May has held two NEH Fellowships for College Teachers and directed two NEH Summer Seminars for School Teachers. In 1986 he received an Award for Excellence in the Teaching of the Classics from the American Philological Association (APA, now the Society for Classical Studies). He served the APA in many capacities including Vice President for Education, Vice President for Professional Matters, and member of the Board of Directors. Former President of the Classical Association of Minnesota and of the Classical Association of the Middle West and South, he was also CAMWS Orator for 16 years (see the photo of him delivering the ovationes at the Annual Meeting in Williamsburg).

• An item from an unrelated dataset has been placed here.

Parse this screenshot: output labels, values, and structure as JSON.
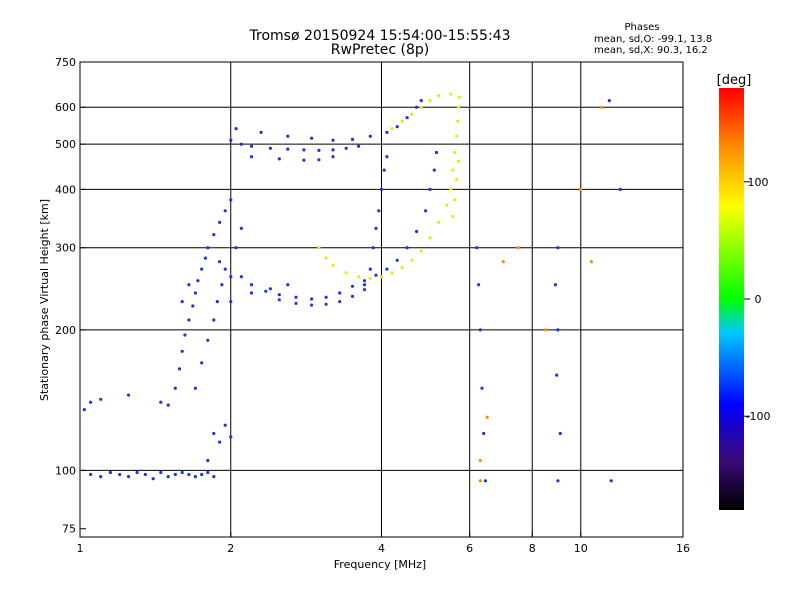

Winner of the Sears-Roebuck Foundation Teaching Excellence and Campus Leadership Award in 1991, May was Associate Dean for Humanities at St. Olaf College from 1997 to 2001, Provost and Dean of the College from 2002 to 2011, and Kenneth O. Bjork Distinguished Professor from 2014 to 2017. He received a Lifetime Achievement Award from Eta Sigma Phi in 2019.
In his spare time May competes in handball, restores antique trucks, cars, and tractors, grows grapes, builds harpsichords, plays baroque instruments, chants (Gregorian-style), and sings in a Renaissance chamber choir. To see and hear the tortoise-shell lyre that he constructed, click here. Besides having visited Greece more than 30 times, May’s greatest claim to fame is having been one of 170 rowers who powered the trireme Olympias, a replica of an ancient Greek warship, around the Aegean Sea in 1990. He is married to Donna, a professional singer, choir director, and retired high-school music teacher. They have two sons, Joseph (married to Bethany) and Michael (married to Sheila), two grandsons, Augustus James (2015) and Beckett Patrick (2018), and three granddaughters, Charlotte Marie (2018), Ivy Athena (2020), and Christina Lynn Marie (2022).